Lecz nie każdy (nie)najlepszy kołczing musi być aż tak tragiczny w skutkach. Może to zobrazować choćby przykład Marty (30-letniej, doświadczonej korporowiczki), której korpo pewnego dnia doszło do wniosku, że wprowadzi rozwiązania kołczingowe, które świadczy pewna innowacyjna firma ze stolicy. I wszystko byłoby ok, gdyby nie tryb tych innowacyjnych kołczingowych podchodów. Bo ewidentnie podchodami trzeba ten proceder nazwać. Kołczing odbywał się z partyzanta. W totalnej tajemnicy. Żaden z korpoludziów nie wiedział o tym, że ktoś inny z timu jest kołczowany, natomiast gdy sam był kołczowany, to musiał zachowywać konspiracyjne milczenie. No i tak sobie ten tim Marty siedział w ichniejszym ołpenspejsie niczym brojlery w kurniku czekające na wywózkę do rzeźni.

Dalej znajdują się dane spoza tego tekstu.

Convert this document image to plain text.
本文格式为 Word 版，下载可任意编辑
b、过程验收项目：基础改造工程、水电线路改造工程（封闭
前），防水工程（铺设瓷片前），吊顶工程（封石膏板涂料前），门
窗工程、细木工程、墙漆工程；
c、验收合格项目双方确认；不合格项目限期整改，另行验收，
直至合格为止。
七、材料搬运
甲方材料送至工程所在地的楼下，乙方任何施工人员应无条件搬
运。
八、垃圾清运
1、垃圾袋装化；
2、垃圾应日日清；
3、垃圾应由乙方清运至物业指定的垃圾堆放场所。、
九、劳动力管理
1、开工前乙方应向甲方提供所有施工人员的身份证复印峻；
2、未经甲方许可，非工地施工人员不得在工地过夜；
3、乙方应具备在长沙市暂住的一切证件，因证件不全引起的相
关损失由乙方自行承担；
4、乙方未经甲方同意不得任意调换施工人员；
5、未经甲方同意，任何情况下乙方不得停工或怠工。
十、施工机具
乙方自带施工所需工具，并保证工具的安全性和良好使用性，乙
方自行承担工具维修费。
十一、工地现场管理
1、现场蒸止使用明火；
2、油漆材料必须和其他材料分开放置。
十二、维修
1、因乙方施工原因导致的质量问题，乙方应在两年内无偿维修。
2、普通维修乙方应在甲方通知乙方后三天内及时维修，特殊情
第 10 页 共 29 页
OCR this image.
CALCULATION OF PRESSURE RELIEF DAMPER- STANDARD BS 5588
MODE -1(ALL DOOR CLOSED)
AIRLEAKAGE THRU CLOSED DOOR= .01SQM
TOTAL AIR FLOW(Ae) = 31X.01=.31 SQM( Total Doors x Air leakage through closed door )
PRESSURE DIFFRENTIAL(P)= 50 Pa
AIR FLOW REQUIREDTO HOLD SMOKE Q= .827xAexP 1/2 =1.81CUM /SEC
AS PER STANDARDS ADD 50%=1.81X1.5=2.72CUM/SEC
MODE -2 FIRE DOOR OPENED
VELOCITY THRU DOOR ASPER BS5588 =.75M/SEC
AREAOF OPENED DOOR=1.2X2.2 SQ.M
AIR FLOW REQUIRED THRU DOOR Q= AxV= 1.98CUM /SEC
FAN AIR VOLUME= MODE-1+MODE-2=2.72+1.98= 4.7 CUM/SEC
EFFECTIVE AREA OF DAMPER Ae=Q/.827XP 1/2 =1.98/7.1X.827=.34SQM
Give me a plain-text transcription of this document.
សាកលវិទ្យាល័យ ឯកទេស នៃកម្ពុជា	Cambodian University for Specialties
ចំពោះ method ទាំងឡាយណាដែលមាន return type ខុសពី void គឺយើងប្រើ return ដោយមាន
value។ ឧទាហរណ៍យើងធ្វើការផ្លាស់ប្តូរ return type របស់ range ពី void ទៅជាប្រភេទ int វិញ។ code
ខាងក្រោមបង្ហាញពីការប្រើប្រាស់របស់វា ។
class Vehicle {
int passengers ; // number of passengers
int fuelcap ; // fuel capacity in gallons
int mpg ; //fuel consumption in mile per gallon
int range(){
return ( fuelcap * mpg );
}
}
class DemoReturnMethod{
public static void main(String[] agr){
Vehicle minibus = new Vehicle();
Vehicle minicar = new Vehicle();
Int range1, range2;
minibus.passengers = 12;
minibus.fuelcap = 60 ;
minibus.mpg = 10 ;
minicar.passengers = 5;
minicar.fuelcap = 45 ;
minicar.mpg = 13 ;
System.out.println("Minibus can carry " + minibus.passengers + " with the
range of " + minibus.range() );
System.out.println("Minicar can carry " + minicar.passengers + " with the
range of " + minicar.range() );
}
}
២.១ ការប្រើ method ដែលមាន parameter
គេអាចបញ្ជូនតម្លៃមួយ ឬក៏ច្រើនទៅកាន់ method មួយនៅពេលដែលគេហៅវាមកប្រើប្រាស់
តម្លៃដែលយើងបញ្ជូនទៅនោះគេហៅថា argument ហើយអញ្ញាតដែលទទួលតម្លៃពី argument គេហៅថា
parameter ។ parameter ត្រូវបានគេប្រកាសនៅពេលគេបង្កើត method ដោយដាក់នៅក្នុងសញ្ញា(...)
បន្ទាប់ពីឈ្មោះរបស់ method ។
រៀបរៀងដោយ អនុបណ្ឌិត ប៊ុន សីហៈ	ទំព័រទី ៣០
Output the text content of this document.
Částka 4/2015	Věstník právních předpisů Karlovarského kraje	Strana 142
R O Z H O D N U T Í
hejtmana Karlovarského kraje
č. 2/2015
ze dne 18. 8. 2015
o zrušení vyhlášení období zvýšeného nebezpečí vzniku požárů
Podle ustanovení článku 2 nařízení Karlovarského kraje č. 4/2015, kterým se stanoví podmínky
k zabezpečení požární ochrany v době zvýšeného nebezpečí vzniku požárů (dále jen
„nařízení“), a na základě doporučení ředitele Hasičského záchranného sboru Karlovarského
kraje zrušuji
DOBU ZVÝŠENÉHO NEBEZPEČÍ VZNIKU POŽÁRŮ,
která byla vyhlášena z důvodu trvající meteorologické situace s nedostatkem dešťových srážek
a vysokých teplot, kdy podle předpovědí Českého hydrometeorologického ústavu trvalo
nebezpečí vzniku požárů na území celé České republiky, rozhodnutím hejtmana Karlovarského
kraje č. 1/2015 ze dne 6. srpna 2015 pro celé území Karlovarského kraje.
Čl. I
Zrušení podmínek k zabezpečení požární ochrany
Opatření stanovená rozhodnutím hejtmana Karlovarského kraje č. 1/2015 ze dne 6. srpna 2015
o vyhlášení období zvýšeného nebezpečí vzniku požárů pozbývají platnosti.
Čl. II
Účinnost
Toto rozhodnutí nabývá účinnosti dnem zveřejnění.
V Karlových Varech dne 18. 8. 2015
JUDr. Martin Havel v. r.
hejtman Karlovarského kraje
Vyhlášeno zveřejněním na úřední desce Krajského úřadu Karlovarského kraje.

A czego się dowiedzieli na tych szkoleniach? A że indywidualne zaangażowanie dla lepszej pracy w grupie, choć indywidualizm nie jest drogą do totalnego sukcesu; że do każdej sytuacji trzeba dobrać odpowiedni sposób motywacji, a każda motywacja jest zawsze dobra i inne tego typu paradoksy, z których nic nie wynika. Jak się później okazało każdy pracownik, który przeszedł tajny kołczing, otrzymywał dokładnie te same lekcje. I wszystko byłoby super, gdyby nie to, że pracownicy przychodzili do pracy rano, nie wiedząc, czy tego dnia będą mogli spokojnie pracować nad projektem, czy zostaną ściągnięci do tajnego pokoju na tajny kołczing. Zresztą te indywidualne zajęcia były prowadzone przez dwóch kołczów na zmianę. Pierwszy był wielkim fanem Mateusza Grzesiaka i co rusz powtarzał cytaty z jego książek („jesteś zawsze czymś więcej niż sądzisz na swój temat!”). Drugi natomiast fascynował się twórczością Paulo Coelho tak bardzo, że ciągle rzucał jego cytaty, lecz może pozostańmy bez przykładów. Po trzech miesiącach tim Marty działał w takim stresie, że prawie wszystkie wskaźniki efektywności poszły w dół. Dzięki temu korpo zmieniło firmę kołczingową na bardziej tradycyjną i wszyscy odetchnęli. Oczywiście nie wszystkie (nie)najlepsze kołczingi dla korporacji są takie złe, a powyższe przykłady to jedynie najbardziej kuriozalne fakty z życia naszych sióstr i braci w korporacyjnej egzystencji. Więc WY nie zrażajcie się do kołczingu i motywujcie się odważne dla WASZEJ Korpomatki.